The principal value of this book, if the reader is not already eager to rush out and buy a copy, lies in the content of Part IV. It is here that Rupert Kendrick guides the reader through the various stages that the lawyer should consider in approaching e-risks. First, Chapter 8 considers the formulation of a risk management strategy. It is argued that the management framework for cyber-risks cannot be left to an individual. Both Allen & Overy and Hegarty & Co agree that the duties and responsibilities relating to e-risks must include key people within the firm. Discussion covers the risk manager, the management team and strategies, including defining the project, approving financial resources, identifying objectives and how to manage and implement the project. Further, consideration is given to handling incidents, the audit process and the relevance of ISO/IEC 17799, the Information Security Standard, in establishing appropriate procedures to protect the firm.
Chapter 9 introduces the reader to the concept of the “cyber-secure practice”. The author points out that the Internet “introduces new types of risk requiring a new approach” and goes on to emphaise that these risks “affect all areas of the practice at all levels”. The responsibility rests with the partners. If clients are to trust lawyers in the future, law firms will have to treat e-risks seriously. This chapter discusses how to manage, plan and implement the necessary changes. The implications for the structure of the firm are discussed, whilst the problems faced by small firms and sole practitioners are also considered. Both Mark Slade of Fidler & Pepper and Michael Kaye of Kaye Tesler & Co offer readers the benefit of their experience of dealing with e-risks.

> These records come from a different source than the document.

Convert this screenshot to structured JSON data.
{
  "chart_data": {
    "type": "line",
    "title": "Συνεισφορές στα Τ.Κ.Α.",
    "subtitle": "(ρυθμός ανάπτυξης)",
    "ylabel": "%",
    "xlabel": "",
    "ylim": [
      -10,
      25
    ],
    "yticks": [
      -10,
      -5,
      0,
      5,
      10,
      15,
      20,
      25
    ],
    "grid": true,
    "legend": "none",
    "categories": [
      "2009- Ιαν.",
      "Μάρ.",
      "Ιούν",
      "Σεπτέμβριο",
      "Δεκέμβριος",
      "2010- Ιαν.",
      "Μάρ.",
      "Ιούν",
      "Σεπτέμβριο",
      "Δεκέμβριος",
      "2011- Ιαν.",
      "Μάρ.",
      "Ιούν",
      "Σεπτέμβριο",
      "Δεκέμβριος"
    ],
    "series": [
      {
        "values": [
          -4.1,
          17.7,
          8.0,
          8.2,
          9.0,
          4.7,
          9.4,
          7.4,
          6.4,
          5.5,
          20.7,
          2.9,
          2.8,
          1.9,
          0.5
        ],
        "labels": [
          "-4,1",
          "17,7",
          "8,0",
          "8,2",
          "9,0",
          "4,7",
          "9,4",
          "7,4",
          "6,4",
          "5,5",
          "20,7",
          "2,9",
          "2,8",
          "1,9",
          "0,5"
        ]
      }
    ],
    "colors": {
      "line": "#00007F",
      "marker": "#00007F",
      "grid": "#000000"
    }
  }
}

Regardless of the size of firm, Rupert Kendrick concludes that partners must begin to understand their new roles that connection to the World Wide Web brings. First, they must make decisions about the services provided by the firm at the strategic level. This may mean that they will have to accept the need to take the advice of outside consultants where they lack in-depth knowledge inhouse. Second, partners must motivate and drive the initiatives of the e-risk team. Partners must demonstrate effective leadership.
As Rupert Kendrick has amply demonstrated in this book, partners must address cyber-risks. Failure to do so may be catastrophic for both the partners collectively, and the firm. Herein lies the effectiveness of Rupert Kendrick’s analysis.